Os parlamentares acrescentaram financiamento direcionado para pesquisa em câncer, doença de Alzheimer e a BRAIN Initiative para o desenvolvimento de neurotecnologias. O Congresso também incluiu linguagem detalhada para restringir excessos do Executivo. Reiterou que o NIH não pode alterar unilateralmente o funcionamento das taxas de custos indiretos, limitou a capacidade da agência de redirecionar recursos para concessões plurianuais que excluem novas bolsas, exigiu briefings mensais ao Congresso sobre concessões e encerramentos de subsídios para garantir que o dinheiro alocado esteja de fato sendo distribuído, e orientou o NIH a continuar a profissionalizar a contratação de diretores de institutos, com contribuição científica externa e supervisão do Congresso.

Padrões semelhantes aparecem em outras áreas. A NASA enfrenta um corte de 1,6%, em vez dos 24% buscados pelo governo. O orçamento da NSF caiu 3,4%, e não 57%.

O governo Trump propôs cortar o NIH em cerca de 40%. Tentou limitar a recuperação de custos indiretos — a parcela das verbas federais que reembolsa universidades por despesas como instalações, conformidade regulatória, segurança e equipamentos — a 15%, ameaçando bilhões em infraestrutura de pesquisa.
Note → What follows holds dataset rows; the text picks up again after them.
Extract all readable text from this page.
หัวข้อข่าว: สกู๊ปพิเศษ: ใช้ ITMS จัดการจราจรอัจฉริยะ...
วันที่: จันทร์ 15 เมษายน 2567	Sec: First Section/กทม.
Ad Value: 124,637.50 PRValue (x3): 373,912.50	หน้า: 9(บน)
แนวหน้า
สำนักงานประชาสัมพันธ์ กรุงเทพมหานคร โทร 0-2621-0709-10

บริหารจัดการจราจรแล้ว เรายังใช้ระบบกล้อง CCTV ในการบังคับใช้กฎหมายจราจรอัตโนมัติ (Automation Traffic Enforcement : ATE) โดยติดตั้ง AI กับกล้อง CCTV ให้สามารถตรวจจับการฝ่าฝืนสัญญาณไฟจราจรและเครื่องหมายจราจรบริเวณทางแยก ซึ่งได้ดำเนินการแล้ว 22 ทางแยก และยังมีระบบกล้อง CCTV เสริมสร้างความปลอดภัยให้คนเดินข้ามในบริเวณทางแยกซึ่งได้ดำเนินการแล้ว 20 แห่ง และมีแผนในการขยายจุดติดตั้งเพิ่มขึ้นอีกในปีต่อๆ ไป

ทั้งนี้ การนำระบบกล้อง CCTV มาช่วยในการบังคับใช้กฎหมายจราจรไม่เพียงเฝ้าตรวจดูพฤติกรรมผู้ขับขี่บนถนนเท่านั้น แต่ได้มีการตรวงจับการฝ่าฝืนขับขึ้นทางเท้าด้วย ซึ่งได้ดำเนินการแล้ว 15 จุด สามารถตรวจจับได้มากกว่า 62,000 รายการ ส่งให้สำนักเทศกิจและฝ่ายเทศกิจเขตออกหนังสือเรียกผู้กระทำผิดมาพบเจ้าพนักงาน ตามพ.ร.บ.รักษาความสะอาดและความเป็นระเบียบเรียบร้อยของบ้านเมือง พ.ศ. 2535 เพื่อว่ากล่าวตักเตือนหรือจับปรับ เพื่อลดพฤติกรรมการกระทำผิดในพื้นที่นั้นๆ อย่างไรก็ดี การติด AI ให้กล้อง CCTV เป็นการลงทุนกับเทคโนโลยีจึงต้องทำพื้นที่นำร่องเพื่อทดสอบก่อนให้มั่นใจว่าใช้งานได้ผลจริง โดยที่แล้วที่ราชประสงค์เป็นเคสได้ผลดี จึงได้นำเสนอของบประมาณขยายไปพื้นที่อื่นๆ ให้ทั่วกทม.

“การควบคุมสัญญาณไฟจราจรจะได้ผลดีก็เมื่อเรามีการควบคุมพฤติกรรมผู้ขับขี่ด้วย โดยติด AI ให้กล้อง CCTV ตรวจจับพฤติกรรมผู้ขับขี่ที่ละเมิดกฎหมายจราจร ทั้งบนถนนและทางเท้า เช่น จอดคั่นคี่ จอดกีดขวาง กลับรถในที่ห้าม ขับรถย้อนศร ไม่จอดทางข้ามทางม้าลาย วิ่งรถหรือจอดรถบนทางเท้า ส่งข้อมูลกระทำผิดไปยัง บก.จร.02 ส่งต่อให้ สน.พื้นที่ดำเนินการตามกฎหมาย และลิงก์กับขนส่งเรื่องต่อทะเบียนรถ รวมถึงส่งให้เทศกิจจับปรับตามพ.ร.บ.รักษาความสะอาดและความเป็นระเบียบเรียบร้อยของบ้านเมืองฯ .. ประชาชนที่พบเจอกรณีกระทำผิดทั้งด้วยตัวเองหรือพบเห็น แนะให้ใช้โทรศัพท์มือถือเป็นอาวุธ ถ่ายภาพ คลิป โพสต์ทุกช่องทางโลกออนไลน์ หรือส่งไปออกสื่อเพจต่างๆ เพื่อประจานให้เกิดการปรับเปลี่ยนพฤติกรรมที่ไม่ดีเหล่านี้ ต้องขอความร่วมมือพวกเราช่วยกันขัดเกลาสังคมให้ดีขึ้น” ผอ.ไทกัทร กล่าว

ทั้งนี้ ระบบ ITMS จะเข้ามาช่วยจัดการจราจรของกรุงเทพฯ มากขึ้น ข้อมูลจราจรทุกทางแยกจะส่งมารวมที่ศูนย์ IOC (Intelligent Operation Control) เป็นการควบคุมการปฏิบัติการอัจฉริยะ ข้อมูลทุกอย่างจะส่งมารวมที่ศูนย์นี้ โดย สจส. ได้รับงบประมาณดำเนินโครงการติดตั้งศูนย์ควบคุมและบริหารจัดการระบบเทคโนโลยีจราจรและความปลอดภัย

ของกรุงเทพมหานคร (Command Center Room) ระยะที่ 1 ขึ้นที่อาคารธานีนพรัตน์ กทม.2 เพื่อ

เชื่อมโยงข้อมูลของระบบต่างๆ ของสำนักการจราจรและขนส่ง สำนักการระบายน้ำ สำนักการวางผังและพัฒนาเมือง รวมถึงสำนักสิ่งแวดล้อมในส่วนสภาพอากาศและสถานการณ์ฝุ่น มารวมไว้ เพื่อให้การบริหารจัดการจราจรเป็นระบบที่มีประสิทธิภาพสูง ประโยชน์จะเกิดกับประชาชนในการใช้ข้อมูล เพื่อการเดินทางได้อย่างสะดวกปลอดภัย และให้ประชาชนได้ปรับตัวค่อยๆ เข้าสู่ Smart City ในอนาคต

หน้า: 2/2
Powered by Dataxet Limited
Também retardou a liberação de subsídios, esvaziou a liderança das agências, impôs exigências de aprovação política às decisões de financiamento, como exigir que altos nomeados políticos assinassem a autorização de subsídios antes que pudessem ser concedidos e encerrar programas voltados para disparidades raciais em saúde, além de implementar congelamentos direcionados de financiamento em universidades específicas.

Uma pesquisa publicada no outono passado na Science analisou um banco de dados abrangente de dotações federais para a ciência de 1980 a 2020, incluindo 171 contas orçamentárias em 27 agências, como NIH, NASA, NSF, CDC e programas de P&D do Pentágono. Quando os republicanos controlavam a Câmara dos Representantes ou a Presidência, o financiamento da ciência era substancialmente maior, com média de cerca de US$ 150 milhões a mais por conta orçamentária sob uma Câmara republicana do que sob uma democrata, e US$ 100 milhões a mais sob um presidente republicano do que sob um democrata. A análise constatou dotações significativamente mais altas para o NIH sob controle republicano, maior financiamento para o CDC sob presidentes republicanos e apoio marginalmente maior para NASA e NSF.

As contas orçamentárias nesse banco de dados acompanham despesas operacionais recorrentes alocadas em todas as partes do governo federal para ciência e pesquisa, incluindo ciência realizada por meio da concessão de subsídios e de contratos com empresas. Elas não acompanham diretamente os subsídios repassados a pesquisadores, de modo que os números não captam os tipos de congelamento de financiamento que o governo impôs a universidades como Harvard, Columbia e Penn.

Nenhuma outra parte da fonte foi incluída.